A big desktop, to not let you feel small in this place, pens of any colour human eyes can perceive, round highlighters pink, flat and neon, pencils, their sharpeners and their erasers. Pink, green, blue and yellow sticky notes that often do not stick, band-aids for paper cuts and more importantly, those rebukes from your supervisor. Watches, to keep track of the time you’re wasting, a growing bunch of keys whose locks have been lost, reference books that you should have referred to before signing up for this circus, cigarettes to dry your tears, and mints, to dry your cigarette breath. Peanuts, cashew nuts, chocolates and ginger chews for your lunch, tea to keep you warm in this cold, meaningless world, coffee — more bitterness for the bitter — chilly days, receipt for the pizza you started eating last month, a pile of papers big enough to fill the hole in your heart, canned beans and canned spaghetti that you are saving for your “last supper.” Hard copies of the soft files falling on your desk from your desktop, a telephone in case you are watching a horror movie and you need to call security for some emotional support, tanned coffee mugs that were once pure white, can-openers that you open to about your insecurities, strands of hair gifted to you by people who visited your desk, and classic literature books to keep you floating above the banalities of life.

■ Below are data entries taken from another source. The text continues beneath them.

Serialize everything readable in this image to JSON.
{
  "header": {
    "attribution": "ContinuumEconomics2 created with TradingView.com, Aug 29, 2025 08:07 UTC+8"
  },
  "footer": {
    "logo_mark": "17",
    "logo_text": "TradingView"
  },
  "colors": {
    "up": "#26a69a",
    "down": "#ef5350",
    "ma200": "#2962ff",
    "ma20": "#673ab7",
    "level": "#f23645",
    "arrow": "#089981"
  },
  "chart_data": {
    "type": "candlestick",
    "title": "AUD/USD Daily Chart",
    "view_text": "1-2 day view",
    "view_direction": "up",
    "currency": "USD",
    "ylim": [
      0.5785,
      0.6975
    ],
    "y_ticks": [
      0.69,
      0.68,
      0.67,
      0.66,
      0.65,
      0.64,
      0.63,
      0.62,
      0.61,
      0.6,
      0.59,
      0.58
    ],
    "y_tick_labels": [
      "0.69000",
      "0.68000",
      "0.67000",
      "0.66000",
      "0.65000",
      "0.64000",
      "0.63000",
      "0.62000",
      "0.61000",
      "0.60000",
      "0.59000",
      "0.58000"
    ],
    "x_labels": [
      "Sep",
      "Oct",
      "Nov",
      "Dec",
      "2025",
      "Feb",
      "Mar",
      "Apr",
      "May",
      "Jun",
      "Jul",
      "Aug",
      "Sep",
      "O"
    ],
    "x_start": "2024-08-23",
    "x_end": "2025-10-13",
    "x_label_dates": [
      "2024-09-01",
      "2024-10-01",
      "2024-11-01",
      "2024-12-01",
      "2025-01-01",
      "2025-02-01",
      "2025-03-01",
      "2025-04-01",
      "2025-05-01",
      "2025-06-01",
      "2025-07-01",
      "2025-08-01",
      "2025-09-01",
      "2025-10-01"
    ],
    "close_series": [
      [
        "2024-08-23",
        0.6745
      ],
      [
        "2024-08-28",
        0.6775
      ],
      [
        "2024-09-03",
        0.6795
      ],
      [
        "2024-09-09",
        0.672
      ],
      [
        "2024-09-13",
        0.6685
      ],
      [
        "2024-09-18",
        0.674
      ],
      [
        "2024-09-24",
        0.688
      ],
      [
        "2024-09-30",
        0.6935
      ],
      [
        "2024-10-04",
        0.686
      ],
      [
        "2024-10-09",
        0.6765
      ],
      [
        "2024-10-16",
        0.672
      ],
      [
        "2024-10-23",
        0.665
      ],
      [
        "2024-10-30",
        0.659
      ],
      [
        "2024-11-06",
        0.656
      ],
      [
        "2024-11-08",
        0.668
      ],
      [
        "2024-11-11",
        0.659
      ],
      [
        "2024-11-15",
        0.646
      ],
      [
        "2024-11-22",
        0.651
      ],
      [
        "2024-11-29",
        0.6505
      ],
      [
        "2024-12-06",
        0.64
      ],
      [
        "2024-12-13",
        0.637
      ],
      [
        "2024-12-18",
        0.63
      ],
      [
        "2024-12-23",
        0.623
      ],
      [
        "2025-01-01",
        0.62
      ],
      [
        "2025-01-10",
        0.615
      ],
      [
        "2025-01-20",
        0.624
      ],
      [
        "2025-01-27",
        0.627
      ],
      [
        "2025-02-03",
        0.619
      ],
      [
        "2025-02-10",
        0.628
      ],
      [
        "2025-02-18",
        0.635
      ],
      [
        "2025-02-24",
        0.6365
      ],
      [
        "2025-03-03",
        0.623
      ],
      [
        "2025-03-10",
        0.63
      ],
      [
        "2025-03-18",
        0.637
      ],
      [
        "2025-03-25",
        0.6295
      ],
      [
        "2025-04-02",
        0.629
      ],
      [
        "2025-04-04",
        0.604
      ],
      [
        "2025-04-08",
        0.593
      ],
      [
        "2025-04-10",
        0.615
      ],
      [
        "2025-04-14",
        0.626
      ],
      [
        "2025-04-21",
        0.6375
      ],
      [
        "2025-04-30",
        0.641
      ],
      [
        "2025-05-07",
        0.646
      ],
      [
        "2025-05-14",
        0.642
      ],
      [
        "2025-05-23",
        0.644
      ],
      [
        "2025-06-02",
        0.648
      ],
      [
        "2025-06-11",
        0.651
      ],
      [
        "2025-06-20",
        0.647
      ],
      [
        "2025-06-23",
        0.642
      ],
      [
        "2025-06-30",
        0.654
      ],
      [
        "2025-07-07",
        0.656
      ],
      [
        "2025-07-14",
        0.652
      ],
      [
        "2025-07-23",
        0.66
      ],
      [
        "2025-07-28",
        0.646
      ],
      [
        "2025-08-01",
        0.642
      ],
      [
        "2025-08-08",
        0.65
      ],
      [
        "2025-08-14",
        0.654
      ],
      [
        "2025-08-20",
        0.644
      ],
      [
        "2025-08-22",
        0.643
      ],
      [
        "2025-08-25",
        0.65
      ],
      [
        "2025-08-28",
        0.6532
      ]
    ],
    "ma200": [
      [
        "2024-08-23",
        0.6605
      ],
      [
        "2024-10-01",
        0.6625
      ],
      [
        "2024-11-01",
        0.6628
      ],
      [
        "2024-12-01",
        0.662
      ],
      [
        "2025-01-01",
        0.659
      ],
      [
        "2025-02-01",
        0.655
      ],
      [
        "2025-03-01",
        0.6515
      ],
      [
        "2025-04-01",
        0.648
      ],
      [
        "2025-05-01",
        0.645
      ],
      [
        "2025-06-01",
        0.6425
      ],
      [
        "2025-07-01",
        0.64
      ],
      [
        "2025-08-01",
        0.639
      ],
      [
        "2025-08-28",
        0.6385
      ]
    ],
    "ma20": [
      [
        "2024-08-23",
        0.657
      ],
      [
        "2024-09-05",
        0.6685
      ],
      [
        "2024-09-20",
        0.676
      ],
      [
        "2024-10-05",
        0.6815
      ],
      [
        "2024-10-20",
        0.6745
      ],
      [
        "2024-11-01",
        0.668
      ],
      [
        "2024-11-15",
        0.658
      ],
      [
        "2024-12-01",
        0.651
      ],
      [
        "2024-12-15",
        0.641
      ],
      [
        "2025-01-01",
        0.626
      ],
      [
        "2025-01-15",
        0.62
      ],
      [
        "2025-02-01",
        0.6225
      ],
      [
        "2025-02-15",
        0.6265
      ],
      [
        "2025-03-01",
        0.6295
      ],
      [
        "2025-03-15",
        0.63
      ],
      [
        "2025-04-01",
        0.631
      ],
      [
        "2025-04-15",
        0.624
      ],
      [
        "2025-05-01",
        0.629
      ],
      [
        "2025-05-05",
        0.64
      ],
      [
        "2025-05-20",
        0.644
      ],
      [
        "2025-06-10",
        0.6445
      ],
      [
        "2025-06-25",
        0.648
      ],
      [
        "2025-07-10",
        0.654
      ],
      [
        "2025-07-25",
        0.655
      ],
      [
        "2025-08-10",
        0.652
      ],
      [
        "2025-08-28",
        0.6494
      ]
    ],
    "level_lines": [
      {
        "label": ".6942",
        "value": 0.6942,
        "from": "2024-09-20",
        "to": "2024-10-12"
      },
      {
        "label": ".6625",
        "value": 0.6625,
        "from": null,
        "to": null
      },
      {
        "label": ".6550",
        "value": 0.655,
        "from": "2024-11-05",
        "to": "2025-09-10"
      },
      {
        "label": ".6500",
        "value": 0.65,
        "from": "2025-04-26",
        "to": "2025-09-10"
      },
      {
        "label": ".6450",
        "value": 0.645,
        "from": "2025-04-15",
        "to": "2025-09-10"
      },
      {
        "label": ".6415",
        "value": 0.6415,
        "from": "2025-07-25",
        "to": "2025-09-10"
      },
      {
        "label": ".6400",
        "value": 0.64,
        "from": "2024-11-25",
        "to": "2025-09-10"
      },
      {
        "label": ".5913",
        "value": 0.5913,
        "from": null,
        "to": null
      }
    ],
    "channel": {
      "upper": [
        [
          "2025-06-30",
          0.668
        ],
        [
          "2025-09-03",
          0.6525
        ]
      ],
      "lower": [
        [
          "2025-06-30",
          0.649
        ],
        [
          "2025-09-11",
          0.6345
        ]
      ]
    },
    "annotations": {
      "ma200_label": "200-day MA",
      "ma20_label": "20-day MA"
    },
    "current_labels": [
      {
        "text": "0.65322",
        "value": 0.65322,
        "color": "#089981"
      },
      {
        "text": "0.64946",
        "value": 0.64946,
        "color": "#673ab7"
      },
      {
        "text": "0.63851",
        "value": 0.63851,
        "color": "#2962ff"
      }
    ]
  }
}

These are the essentials of your life, things occupying the lowest levels in your hierarchy of needs. So now that you have your armour and weapons, you are ready to fight.

You sprint to your unimaginative TA sessions. You see data manipulation of such caliber that’ll make physical laws feel shy. The Rockies on the graphs are approximated by the Trans-Canada Highway, and your horizon is too narrow to grasp. These trickeries, so prevalent in the galleries of undergraduate labs, make you question your worth as an instructor. You then carry your gloomy self to the department kitchen to feed human food to your inhuman soul — calories to keep you fit for the show the next day. 

Amidst the falling snow at midnight, you then walk back to your room with the magic rabbits and nimble squirrels. Dirty-snow and snowy-dirt as far as you can see. Black blanket with white polka dots, with the moon an anomaly in size, put over the city by nameless magpies. The delusion of free-will, the illusion of life, served softly to us by lives flying past.   

This is the timeline of your daily show at the small stage, the daily grind you perform while dreaming of the big time. 

This article is part of our Opinions section and does not necessarily reflect the views of the Gauntlet‘s editorial board.